Quero minha mãe

Se quisermos memória, respeito, amor e empatia, precisamos devolver a coordenação do mundo às mãos das mulheres.

Quando olho para a gestão do mundo contemporâneo e vejo o que nos acostumamos a chamar de civilização, me estarreço. Tudo me estarrece. É flagrante o império da competição nessa configuração mundial de maioria capitalista onde meu irmão vale menos do que eu porque tem menos dinheiro. Onde um é Caim do outro, no sentido de Caim e Abel. Um vai ser derrotado. Ao contrário da irmandade, não vamos juntos, vamos separados. Um terá que vencer o outro.

Isso mostra, mesmo que metaforicamente, que se deve destruir o outro dentro de uma empresa, por exemplo, para ascender a todo custo. Tudo isso é medieval como as arenas onde se matava o próximo. Sem motivo algum. Um era posto contra o outro. Ganha o suposto mais forte, conceito esse assentado no patriarcado, que tem uma dinâmica de violência na sua idiossincrasia, na sua gênesis, culturalmente falando e economicamente também, porque no patriarcado também se concentra o dinheiro, se concentra uma estrutura de poder masculino que produz um homem violento, um homem que despreza sua própria sensibilidade para preservar uma ignorância emocional.

Tais premissas maltratam a vida psicológica desse indivíduo e o impedem de desenvolver naturalmente sua sensibilidade, porque essa está atribuída, erroneamente, a um comportamento feminino. “Ser sensível é não ser homem”, e por causa dessa mentira muitas violências se justificam.
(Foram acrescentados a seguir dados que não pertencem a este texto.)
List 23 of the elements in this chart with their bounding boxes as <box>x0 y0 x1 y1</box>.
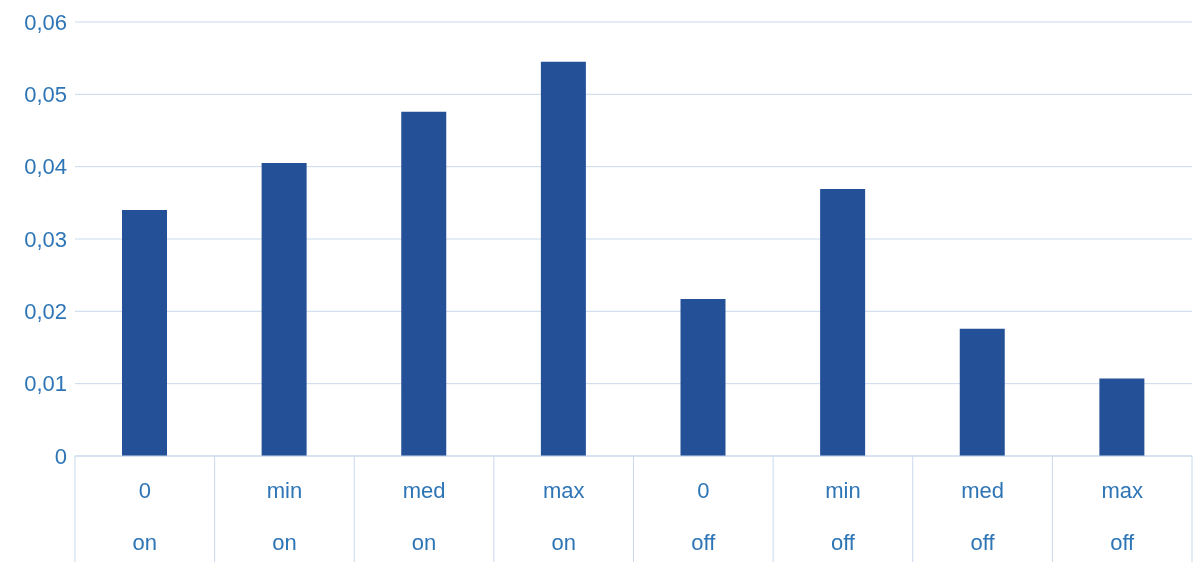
bar <box>959 328 1005 456</box>
bar <box>122 210 167 456</box>
bar <box>1099 378 1145 456</box>
y-tick-label: 0,03 <box>24 226 67 252</box>
category-label: med on <box>402 478 446 555</box>
y-tick-label: 0,05 <box>24 82 67 108</box>
y-tick-label: 0,04 <box>24 154 67 180</box>
category-label: med off <box>961 478 1004 555</box>
y-tick-label: 0,01 <box>24 371 67 397</box>
category-label: max on <box>542 478 585 555</box>
bar <box>820 189 866 456</box>
bar <box>540 61 586 456</box>
y-tick-label: 0,06 <box>24 9 67 35</box>
category-label: min on <box>266 478 303 555</box>
category-label: max off <box>1101 478 1143 555</box>
bar <box>401 111 447 456</box>
category-label: min off <box>825 478 861 555</box>
bar <box>680 299 726 456</box>
bar <box>261 163 307 456</box>
y-tick-label: 0,02 <box>24 299 67 325</box>
y-tick-label: 0 <box>54 443 67 469</box>
category-label: 0 on <box>132 478 158 555</box>
category-label: 0 off <box>691 478 716 555</box>
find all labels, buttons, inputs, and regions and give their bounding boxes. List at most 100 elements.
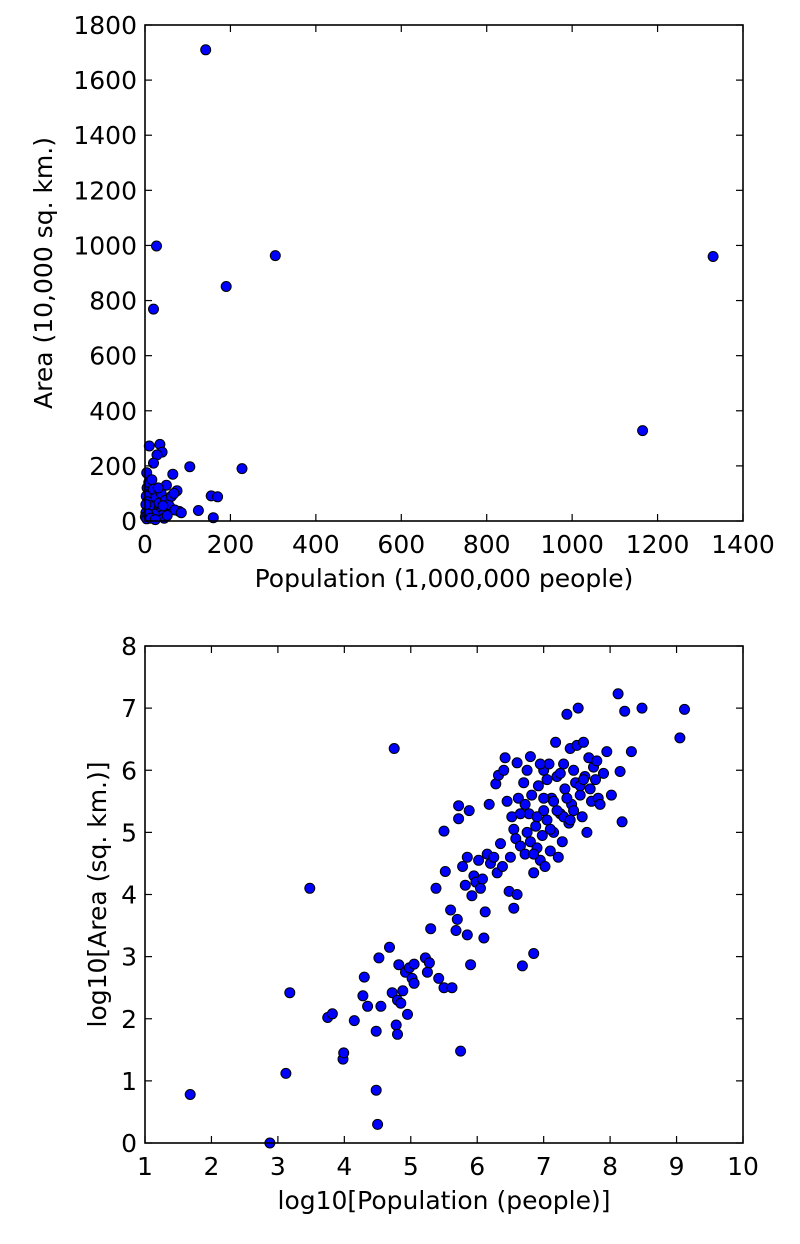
- x-tick-label: 400: [292, 530, 340, 559]
- y-tick-label: 1200: [73, 176, 137, 205]
- data-point: [152, 482, 164, 494]
- data-point: [168, 487, 180, 499]
- data-point: [430, 882, 442, 894]
- data-point: [498, 764, 510, 776]
- data-point: [511, 889, 523, 900]
- data-point: [425, 923, 437, 935]
- data-point: [466, 890, 478, 902]
- data-point: [438, 825, 450, 837]
- data-point: [465, 959, 477, 971]
- data-point: [499, 752, 511, 764]
- data-point: [362, 1000, 374, 1012]
- data-point: [568, 805, 580, 817]
- y-tick-label: 600: [89, 342, 137, 371]
- data-point: [200, 44, 212, 56]
- y-tick-label: 4: [121, 881, 137, 910]
- data-point: [473, 854, 485, 866]
- data-point: [541, 774, 553, 786]
- y-tick-label: 1800: [73, 11, 137, 40]
- data-point: [402, 1008, 413, 1020]
- data-point: [236, 463, 248, 475]
- data-point: [554, 767, 566, 779]
- data-point: [284, 987, 296, 999]
- y-tick-label: 1600: [73, 66, 137, 95]
- data-point: [497, 861, 508, 872]
- data-point: [511, 757, 523, 769]
- data-point: [358, 971, 370, 983]
- y-tick-label: 7: [121, 694, 137, 723]
- y-tick-label: 800: [89, 287, 137, 316]
- x-tick-label: 9: [669, 1152, 685, 1181]
- data-point: [386, 987, 398, 999]
- data-point: [539, 861, 551, 872]
- y-axis-label: Area (10,000 sq. km.): [29, 137, 58, 409]
- data-point: [512, 792, 524, 804]
- data-point: [280, 1067, 292, 1079]
- x-tick-label: 1: [137, 1152, 153, 1181]
- data-point: [616, 816, 628, 828]
- data-point: [483, 798, 495, 810]
- x-tick-label: 8: [602, 1152, 618, 1181]
- data-point: [524, 836, 536, 848]
- area-vs-population-plot: 0 200 400 600 800 1000 1200 1400 0 200 400 600 800 10…: [29, 11, 775, 593]
- data-point: [605, 789, 617, 801]
- data-point: [373, 952, 385, 964]
- data-point: [590, 774, 601, 786]
- data-point: [184, 461, 196, 473]
- x-tick-label: 4: [336, 1152, 352, 1181]
- data-point: [679, 703, 690, 715]
- data-point: [504, 851, 516, 863]
- data-point: [551, 805, 563, 817]
- data-point: [184, 1089, 196, 1100]
- data-point: [581, 826, 593, 838]
- data-point: [304, 882, 316, 894]
- data-point: [508, 823, 520, 835]
- data-point: [532, 780, 544, 792]
- data-point: [528, 848, 540, 860]
- data-point: [370, 1084, 382, 1096]
- data-point: [148, 457, 159, 469]
- y-tick-label: 0: [121, 1129, 137, 1158]
- data-point: [477, 873, 488, 885]
- data-point: [707, 251, 719, 262]
- data-point: [445, 904, 457, 916]
- data-point: [526, 789, 538, 801]
- data-point: [338, 1047, 350, 1059]
- y-tick-label: 400: [89, 397, 137, 426]
- data-point: [461, 929, 473, 941]
- data-point: [524, 751, 536, 763]
- data-point: [326, 1008, 338, 1020]
- data-point: [601, 746, 613, 758]
- data-point: [528, 867, 540, 879]
- data-point: [544, 823, 556, 835]
- data-point: [408, 958, 420, 970]
- data-point: [594, 798, 606, 810]
- data-point: [508, 902, 520, 914]
- data-point: [192, 505, 204, 516]
- data-point: [574, 789, 586, 801]
- data-point: [167, 468, 179, 480]
- data-point: [556, 836, 568, 848]
- axes-frame: [144, 24, 744, 522]
- data-point: [348, 1015, 360, 1027]
- data-point: [450, 925, 462, 936]
- data-point: [453, 813, 465, 825]
- data-point: [561, 792, 573, 804]
- data-point: [538, 792, 550, 804]
- data-point: [446, 982, 458, 994]
- data-point: [146, 474, 158, 486]
- data-point: [488, 851, 500, 863]
- data-point: [161, 510, 173, 521]
- x-tick-label: 200: [207, 530, 255, 559]
- y-tick-label: 1000: [73, 231, 137, 260]
- axes-frame: [144, 645, 744, 1144]
- data-point: [636, 702, 648, 714]
- y-tick-label: 0: [121, 507, 137, 536]
- data-point: [550, 736, 562, 748]
- data-point: [558, 758, 570, 770]
- data-point: [514, 840, 526, 852]
- data-point: [619, 705, 631, 717]
- data-point: [519, 798, 531, 810]
- scatter-points: [139, 44, 719, 526]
Fernando Pessoa dizia: “Bendito seja o sol que faz meus irmãos todos os homens, porque todos os homens em alguma hora do dia o olham como eu”. Tal verdade faz da gente irmãos. Grita então na mesa da cartomante do mundo, lugar onde o mundo deveria ir se consultar, oráculos que clamam pelos ensinamentos das filosofias africanas. Gritam os búzios. Não sou especialista, infelizmente, em filosofia africana, mas sabemos de alguns dos seus fundamentos básicos. E um deles é a filosofia Ubuntu, onde o aforismo que nos orienta é: “Eu sou porque nós somos”. Ou seja, sozinho ninguém é nada, ninguém é nada mesmo, desde que nasce. Se alguém não cuidar de nós ao nascer, morremos. Um bebê não sobrevive sozinho. Alguém tem que cuidar dele, nem que seja outro animal, mas alguém tem que cuidar dele, além do animal humano, né? Então, “eu sou porque nós somos”. Isso é tão certo quanto é verdade que todos nascemos nus.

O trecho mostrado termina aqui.